What Happens when a Character on One Code Page is Unavailable on Another

 If a conversion occurs and a character on one code page is unavailable on another, the character gets converted to its closest equivalent character on the other code page. For example, ASCII 224 (“alpha”) on code page 437 is converted to 97(“a”) on the ANSI code page. When you convert it back to code page 437, you receive 97(“a”). This is a problem, because you have now lost the original 224(“alpha”). This can potentially cause incorrect data to be saved on your server, as happens in the following two examples:

Example 1:

You have an OEM server in which you are inserting data from an ANSI client, and your AutoAnsiToOem option is enabled. If the character that you are inserting is valid in both code pages, the correct data will be saved.
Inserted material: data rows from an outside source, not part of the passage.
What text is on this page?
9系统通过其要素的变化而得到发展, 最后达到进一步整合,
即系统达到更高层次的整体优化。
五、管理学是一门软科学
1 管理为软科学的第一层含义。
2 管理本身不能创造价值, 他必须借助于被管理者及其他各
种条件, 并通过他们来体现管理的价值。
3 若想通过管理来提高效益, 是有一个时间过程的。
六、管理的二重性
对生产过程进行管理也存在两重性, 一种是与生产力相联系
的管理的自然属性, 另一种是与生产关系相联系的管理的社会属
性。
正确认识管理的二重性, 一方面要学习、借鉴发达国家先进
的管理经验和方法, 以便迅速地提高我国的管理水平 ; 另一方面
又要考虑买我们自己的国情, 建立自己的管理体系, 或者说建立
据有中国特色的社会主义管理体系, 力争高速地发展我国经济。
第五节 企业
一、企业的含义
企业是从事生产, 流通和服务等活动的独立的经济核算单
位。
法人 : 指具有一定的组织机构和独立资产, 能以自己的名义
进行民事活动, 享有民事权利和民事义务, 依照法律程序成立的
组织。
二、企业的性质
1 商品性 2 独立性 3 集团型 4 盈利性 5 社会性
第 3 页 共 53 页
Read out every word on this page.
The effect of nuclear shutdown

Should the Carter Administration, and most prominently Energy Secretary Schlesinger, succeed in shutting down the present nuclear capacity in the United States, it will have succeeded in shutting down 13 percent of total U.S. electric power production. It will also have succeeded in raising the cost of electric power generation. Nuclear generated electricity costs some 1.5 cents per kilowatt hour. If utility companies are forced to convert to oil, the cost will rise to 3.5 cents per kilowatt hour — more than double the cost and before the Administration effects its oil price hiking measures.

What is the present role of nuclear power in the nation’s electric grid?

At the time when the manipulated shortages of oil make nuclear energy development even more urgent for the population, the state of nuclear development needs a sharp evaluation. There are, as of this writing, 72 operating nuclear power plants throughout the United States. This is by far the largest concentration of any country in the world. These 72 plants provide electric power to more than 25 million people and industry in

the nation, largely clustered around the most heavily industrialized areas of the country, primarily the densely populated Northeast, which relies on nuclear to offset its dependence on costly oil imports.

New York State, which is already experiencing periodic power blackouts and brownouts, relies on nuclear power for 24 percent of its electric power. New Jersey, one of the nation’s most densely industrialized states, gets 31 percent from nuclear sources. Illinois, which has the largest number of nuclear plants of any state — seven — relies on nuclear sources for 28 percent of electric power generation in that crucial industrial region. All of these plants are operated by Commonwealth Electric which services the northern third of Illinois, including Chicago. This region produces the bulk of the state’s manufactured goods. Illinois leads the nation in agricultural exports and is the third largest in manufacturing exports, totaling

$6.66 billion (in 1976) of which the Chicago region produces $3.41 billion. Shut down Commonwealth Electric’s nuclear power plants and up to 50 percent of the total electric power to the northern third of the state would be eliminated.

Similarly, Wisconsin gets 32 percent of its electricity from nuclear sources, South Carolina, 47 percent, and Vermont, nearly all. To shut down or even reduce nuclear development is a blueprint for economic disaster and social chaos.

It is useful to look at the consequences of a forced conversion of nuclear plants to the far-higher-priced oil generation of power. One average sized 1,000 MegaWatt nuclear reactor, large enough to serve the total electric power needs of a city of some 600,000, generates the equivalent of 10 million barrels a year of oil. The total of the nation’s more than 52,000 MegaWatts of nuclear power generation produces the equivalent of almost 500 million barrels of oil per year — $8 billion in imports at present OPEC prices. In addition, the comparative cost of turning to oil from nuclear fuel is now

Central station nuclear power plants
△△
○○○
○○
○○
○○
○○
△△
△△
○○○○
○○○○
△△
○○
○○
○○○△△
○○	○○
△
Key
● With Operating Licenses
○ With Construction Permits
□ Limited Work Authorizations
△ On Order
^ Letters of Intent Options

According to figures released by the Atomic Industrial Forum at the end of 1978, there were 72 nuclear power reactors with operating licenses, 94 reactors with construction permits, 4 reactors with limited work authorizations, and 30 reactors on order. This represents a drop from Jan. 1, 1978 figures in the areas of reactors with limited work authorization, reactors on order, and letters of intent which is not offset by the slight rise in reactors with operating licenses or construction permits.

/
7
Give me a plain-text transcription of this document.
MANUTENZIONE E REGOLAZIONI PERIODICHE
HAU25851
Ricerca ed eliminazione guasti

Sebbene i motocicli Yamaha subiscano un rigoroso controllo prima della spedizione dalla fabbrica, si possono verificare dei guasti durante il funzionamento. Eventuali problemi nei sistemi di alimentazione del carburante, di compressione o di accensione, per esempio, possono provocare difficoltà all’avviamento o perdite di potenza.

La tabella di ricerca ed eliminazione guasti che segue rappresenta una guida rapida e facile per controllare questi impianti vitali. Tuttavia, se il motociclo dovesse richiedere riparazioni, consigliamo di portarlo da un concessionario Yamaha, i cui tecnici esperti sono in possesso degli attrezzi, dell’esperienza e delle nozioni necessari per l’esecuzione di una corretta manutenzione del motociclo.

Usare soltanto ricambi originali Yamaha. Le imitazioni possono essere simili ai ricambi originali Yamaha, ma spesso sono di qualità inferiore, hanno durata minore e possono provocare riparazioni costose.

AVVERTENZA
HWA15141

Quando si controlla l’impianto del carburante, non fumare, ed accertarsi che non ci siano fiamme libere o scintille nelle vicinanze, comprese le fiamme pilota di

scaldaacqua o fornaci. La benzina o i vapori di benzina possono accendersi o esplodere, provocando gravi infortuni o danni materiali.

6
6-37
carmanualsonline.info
However, if the character is valid in ANSI but not in OEM, the correct data will not be saved.

Example 2:

You insert data into an ANSI server from an OEM client, and the AutoAnsiToOem option is enabled. If the character that you are inserting is valid in both code pages, the correct data will be saved. However, if the character is valid in OEM and not in ANSI, then correct data will not be saved.

 Nevertheless I this is very useful to exotic strip accents from strings (i.e before an export).